Today, the dance pavilion and the overlook are larger, rebuilt in the same locations as the original ones. Both are handicapped accessible. There are also large picnic pavilions, picnic tables and benches scattered about, a concessions stand and a great playground for the children.

Although the two-level High Rock observation deck up the mountain road is gone, the concrete foundation remains with the same breathtaking view. It is where hang-gliders launch when the wind is right.

From the end of May through September, it's "The Dance Scene" at Pen Mar Park, where a band plays every Sunday from 2 p.m. until 5 p.m. On June 10, the Bill Krantz Combo played big band and ballroom dance music to a filled pavilion of dancers, young and old, novices and pros. On a good Sunday there are 1,500 to 2,000 visitors.

Jim Powers, executive secretary of the American Federation of Musicians, Local 770, has been the contracting agent for bands that perform in the park for 16 years. He works with the Washington County Commissioners, the Washington County Parks Department and the Washington County Recreation Department. His work was described as a labor of love by one of the patrons.

Powers and his wife, Fay, try to go to the park every Sunday where Jim can be seen walking through the crowd, engaging in lively conversation. Jim and Fay were honored by the Washington County Commissioners in 2001 when they were presented with a plaque naming them "Mr. and Mrs. Pen Mar."

Jim works dedicatedly to continue the nostalgic music format of yesteryear. Musicians, from soloists to bands to full orchestras, perform.

"Everyone who's ever been here or danced here went home with a wonderful memory," he said.
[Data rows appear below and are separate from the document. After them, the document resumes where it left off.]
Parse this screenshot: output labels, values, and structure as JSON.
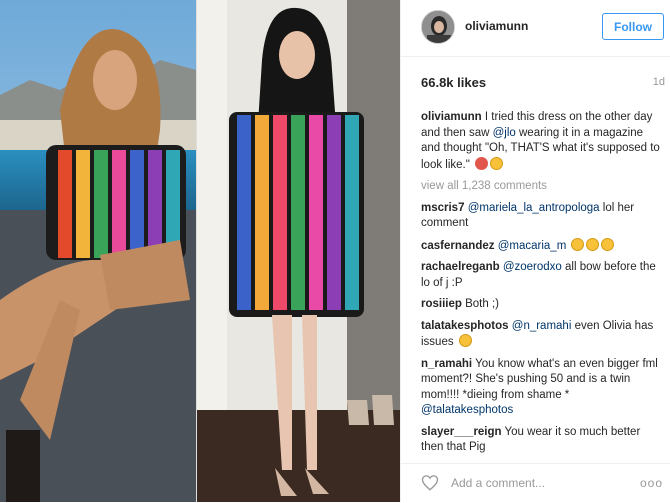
{
  "post": {
    "username": "oliviamunn",
    "follow_label": "Follow",
    "likes": "66.8k likes",
    "age": "1d",
    "caption_user": "oliviamunn",
    "caption_text_1": " I tried this dress on the other day and then saw ",
    "caption_mention": "@jlo",
    "caption_text_2": " wearing it in a magazine and thought \"Oh, THAT'S what it's supposed to look like.\" ",
    "view_all": "view all 1,238 comments"
  },
  "comments": [
    {
      "user": "mscris7",
      "mention": "@mariela_la_antropologa",
      "text": " lol her comment"
    },
    {
      "user": "casfernandez",
      "mention": "@macaria_m",
      "text": ""
    },
    {
      "user": "rachaelreganb",
      "mention": "@zoerodxo",
      "text": " all bow before the lo of j :P"
    },
    {
      "user": "rosiiiep",
      "mention": "",
      "text": " Both ;)"
    },
    {
      "user": "talatakesphotos",
      "mention": "@n_ramahi",
      "text": " even Olivia has issues "
    },
    {
      "user": "n_ramahi",
      "mention": "",
      "text": " You know what's an even bigger fml moment?! She's pushing 50 and is a twin mom!!!! *dieing from shame * "
    },
    {
      "user": "slayer___reign",
      "mention": "",
      "text": " You wear it so much better then that Pig"
    }
  ],
  "extras": {
    "n_ramahi_mention": "@talatakesphotos"
  },
  "footer": {
    "add_comment_placeholder": "Add a comment...",
    "more_label": "ooo"
  },
  "icons": {
    "heart": "heart-icon",
    "more": "more-options-icon",
    "emoji_angry": "angry-face-emoji",
    "emoji_laugh": "laughing-crying-emoji"
  },
  "colors": {
    "accent": "#3897f0",
    "mention": "#003569",
    "muted": "#999999",
    "text": "#262626"
  }
}
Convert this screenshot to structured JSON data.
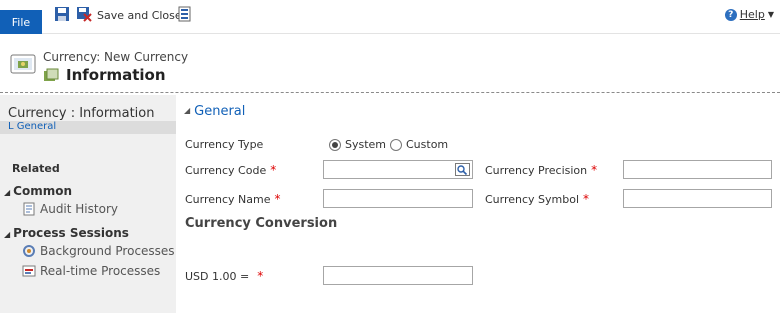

"Bands that play here are ones that patrons of the park request and ask to have back each summer. We listen carefully to the feedback of the patrons and plan the programs to give them what they want.

"One of the things I enjoy a lot is when I walk around the pavilion during performances and see teenagers doing ballroom dancing."

One such young couple was Newell DeFreest, 15, and Danielle Boock, 20, of Chambersburg, Pa., who have been dancing together for six months.